The issue appeared a couple of days ago and has haapend a few times since. BGP router is normally around 2.1% untill a couple of hosts start flapping, then goes up to 100% and generally stays there.

The connection is a copper 100Mb twisted pair. Uncupped as far as I know. (it is a LAN link to our BGP peer network).

We get something about 128000 routes on this box by the way.

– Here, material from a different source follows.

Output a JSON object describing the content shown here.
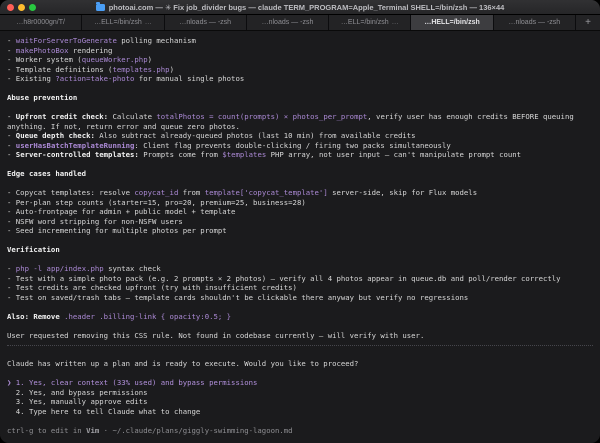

JORGE RODRIGUEZ · ‎09-18-2007

when you say couple of hosts do you mean bgp peers ?

Jorge Rodriguez

VictorAKur · ‎09-19-2007

Sorry - peers.

avmabe · ‎09-18-2007

So you are taking 128K IPV4 routes into the SUP2? I don't have a hard link, but I'm pretty sure you are close to the max (if not at or over) of IPv4 routes for that engine. This has to do with the FIB TCAM and CEF. I'll try to find a link, but even the SUP720-3B maxes out at 256K total, of which less than 200K are for IPv4 by default.

avmabe · ‎09-18-2007

I did find this....

There are 256K route entries (Sup2), which

are cut in half, if Unicast RPF is enabled

?

The following IP packets cannot be

forwarded in hardware

Packets with IP options set

Packets with TTL<=1

Packets that require fragmentation

VictorAKur · ‎09-19-2007

I am somewhat confused actually - this is what I gwt off the box:

switch>sh ip rout sum

IP routing table name is Default-IP-Routing-Table(0)

Route Source Networks Subnets Overhead Memory (bytes)

connected 2 6 948 1280

static 0 2 216 320

ospf 20799 6 61 5376 10720

Intra-area: 32 Inter-area: 0 External-1: 0 External-2: 35

NSSA External-1: 0 NSSA External-2: 0

bgp 20799 125705 104368 14724672 37092180

External: 195216 Internal: 34850 Local: 7

internal 2806 3311080

Total 128519 104437 14731212 40415580

ie - 128519 routes

While cisco output intepriter is saying there are 232000 routes there.

Am I reading the output the wron way?

avmabe · ‎09-19-2007

do a "show ip bgp sum"

VictorAKur · ‎09-19-2007

Bingo! Over 230000 routes then.

avmabe · ‎09-19-2007

Time to put in a SUP720BXL (I'd actually look into the RSP720CXL). Don't forget you have to upgrade power and fans.